I would suggest finding three points on the plane and create two direction vectors and a point for your parametric equation. The easiest three points would be the intercepts. if y and z are 0, the co-ordinate becomes: (2,0,0). Using a similar process, you can find the two other intercepts, which are:
(2, 0, 0)
(0, 4, 0)
(0, 0, -4)

Thus, you can create two direction vectors and a third point. I think there is an easier way to approach this, but for now it eludes me.

 

[wais]

Hi there,

To find the parametric equations for a plane, we need to first find two direction vectors that lie on the plane.
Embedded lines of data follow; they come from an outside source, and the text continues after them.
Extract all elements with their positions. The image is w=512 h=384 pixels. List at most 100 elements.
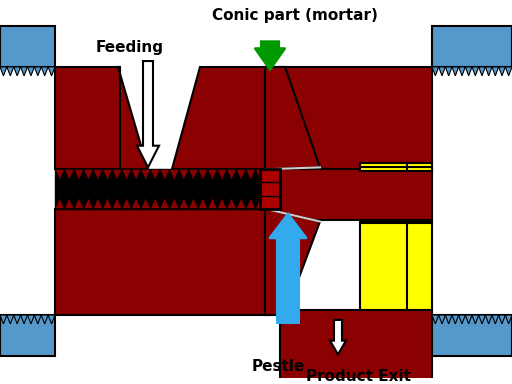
Polygon shape	[255, 198, 265, 209]
Polygon shape	[132, 169, 141, 180]
Polygon shape	[132, 198, 141, 209]
Polygon shape	[432, 315, 439, 324]
Polygon shape	[20, 67, 28, 76]
Polygon shape	[179, 198, 188, 209]
Polygon shape	[0, 67, 7, 76]
Polygon shape	[479, 315, 485, 324]
Polygon shape	[472, 315, 479, 324]
Polygon shape	[122, 198, 132, 209]
Polygon shape	[217, 169, 227, 180]
Polygon shape	[499, 315, 505, 324]
Bar	[432, 26, 512, 67]
Polygon shape	[269, 214, 307, 323]
Polygon shape	[179, 169, 188, 180]
Polygon shape	[141, 169, 151, 180]
Polygon shape	[472, 67, 479, 76]
Polygon shape	[151, 198, 160, 209]
Text: Conic part (mortar): Conic part (mortar)	[212, 8, 378, 23]
Polygon shape	[41, 67, 48, 76]
Polygon shape	[74, 198, 83, 209]
Polygon shape	[169, 198, 179, 209]
Polygon shape	[141, 198, 151, 209]
Bar	[55, 67, 120, 169]
Polygon shape	[20, 315, 28, 324]
Polygon shape	[65, 198, 74, 209]
Polygon shape	[485, 315, 492, 324]
Bar	[260, 169, 280, 209]
Polygon shape	[459, 315, 465, 324]
Polygon shape	[103, 198, 112, 209]
Polygon shape	[112, 169, 122, 180]
Polygon shape	[160, 169, 169, 180]
Polygon shape	[445, 315, 452, 324]
Polygon shape	[14, 315, 20, 324]
Bar	[360, 223, 432, 310]
Polygon shape	[188, 169, 198, 180]
Polygon shape	[237, 169, 246, 180]
Text: Product Exit: Product Exit	[306, 369, 411, 384]
Polygon shape	[439, 67, 445, 76]
Polygon shape	[330, 320, 346, 354]
Polygon shape	[465, 67, 472, 76]
Polygon shape	[254, 41, 285, 70]
Polygon shape	[198, 169, 208, 180]
Polygon shape	[432, 67, 439, 76]
Polygon shape	[0, 315, 7, 324]
Bar	[360, 220, 432, 222]
Polygon shape	[237, 198, 246, 209]
Polygon shape	[198, 198, 208, 209]
Polygon shape	[48, 67, 55, 76]
Polygon shape	[465, 315, 472, 324]
Polygon shape	[65, 169, 74, 180]
Polygon shape	[227, 169, 237, 180]
Polygon shape	[452, 315, 459, 324]
Bar	[55, 209, 265, 315]
Text: Pestle: Pestle	[251, 359, 305, 374]
Bar	[0, 315, 55, 356]
Polygon shape	[505, 315, 512, 324]
Polygon shape	[103, 169, 112, 180]
Polygon shape	[122, 169, 132, 180]
Polygon shape	[112, 198, 122, 209]
Polygon shape	[34, 315, 41, 324]
Polygon shape	[7, 315, 14, 324]
Polygon shape	[172, 67, 265, 169]
Polygon shape	[499, 67, 505, 76]
Text: Feeding: Feeding	[96, 40, 164, 55]
Polygon shape	[118, 67, 148, 169]
Polygon shape	[83, 198, 93, 209]
Polygon shape	[137, 61, 159, 167]
Polygon shape	[41, 315, 48, 324]
Polygon shape	[246, 169, 255, 180]
Bar	[280, 67, 432, 174]
Polygon shape	[93, 198, 103, 209]
Polygon shape	[28, 67, 34, 76]
Polygon shape	[492, 67, 499, 76]
Bar	[280, 310, 432, 384]
Polygon shape	[55, 198, 65, 209]
Polygon shape	[188, 198, 198, 209]
Polygon shape	[485, 67, 492, 76]
Polygon shape	[34, 67, 41, 76]
Polygon shape	[7, 67, 14, 76]
Bar	[360, 164, 432, 171]
Polygon shape	[93, 169, 103, 180]
Polygon shape	[160, 198, 169, 209]
Polygon shape	[208, 198, 217, 209]
Polygon shape	[265, 209, 320, 315]
Polygon shape	[74, 169, 83, 180]
Polygon shape	[246, 198, 255, 209]
Polygon shape	[505, 67, 512, 76]
Polygon shape	[48, 315, 55, 324]
Polygon shape	[28, 315, 34, 324]
Bar	[0, 26, 55, 67]
Polygon shape	[265, 67, 320, 169]
Bar	[55, 169, 265, 209]
Bar	[280, 169, 432, 220]
Polygon shape	[151, 169, 160, 180]
Bar	[432, 315, 512, 356]
Polygon shape	[208, 169, 217, 180]
Polygon shape	[492, 315, 499, 324]
Polygon shape	[169, 169, 179, 180]
Polygon shape	[452, 67, 459, 76]
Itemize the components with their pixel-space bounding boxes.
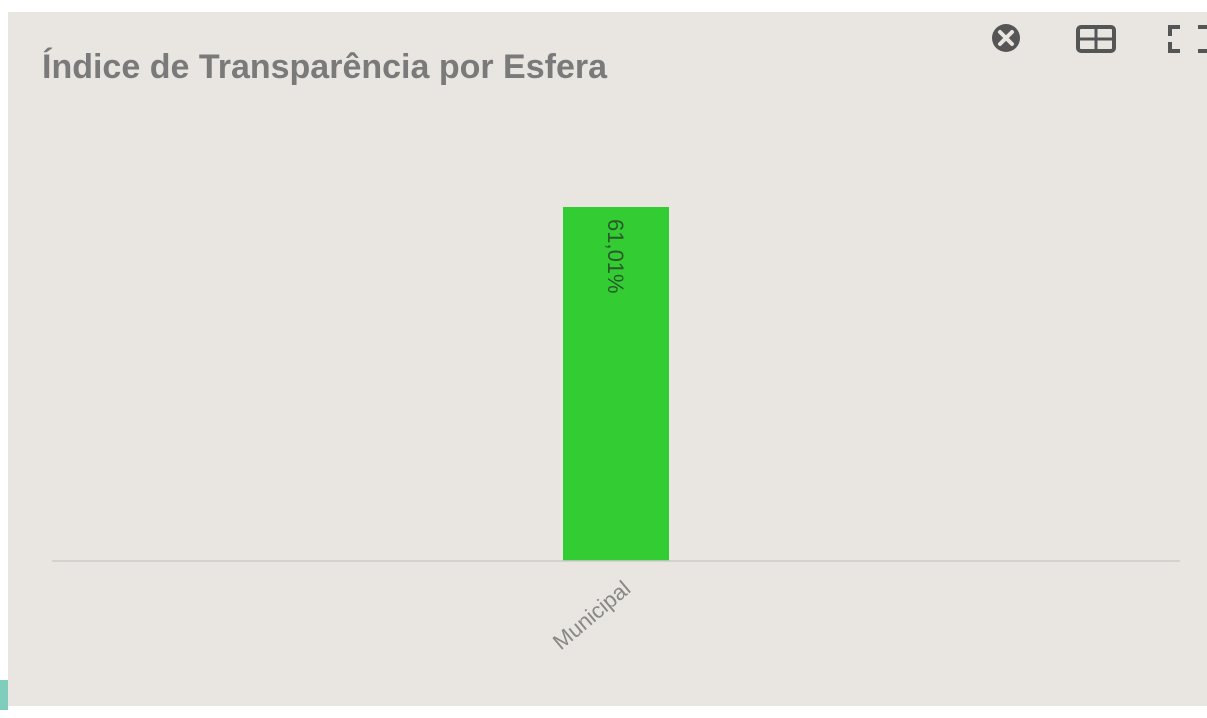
chart-title: Índice de Transparência por Esfera — [42, 48, 608, 86]
data-label: 61,01% — [603, 219, 628, 294]
bar — [563, 206, 669, 561]
side-tab — [0, 680, 8, 710]
fullscreen-button[interactable] — [1168, 25, 1207, 53]
close-button[interactable] — [992, 24, 1020, 52]
table-button[interactable] — [1076, 25, 1116, 53]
One way to do this is by finding the cross product of the normal vector with any other vector that is not parallel to it. So in this case, we can choose the vector (1,0,0) to find the first direction vector. The cross product of (2,1,-1) and (1,0,0) is (0,-1,-2).

Next, we can find a second direction vector by taking the cross product of the first direction vector and the normal vector. So the second direction vector would be (-2,2,-1).

Now, to find the points for the parametric equations, we can choose any point on the plane and use it as the origin. Let's say we choose the point (0,0,4). Then, our parametric equations would be:

x = 0 + at + bs
y = 0 - ct
z = 4 + dt

Where a,b,c,d are any real numbers and t and s are the parameters that will help us generate points on the plane.

I hope this helps! Let me know if you have any other questions.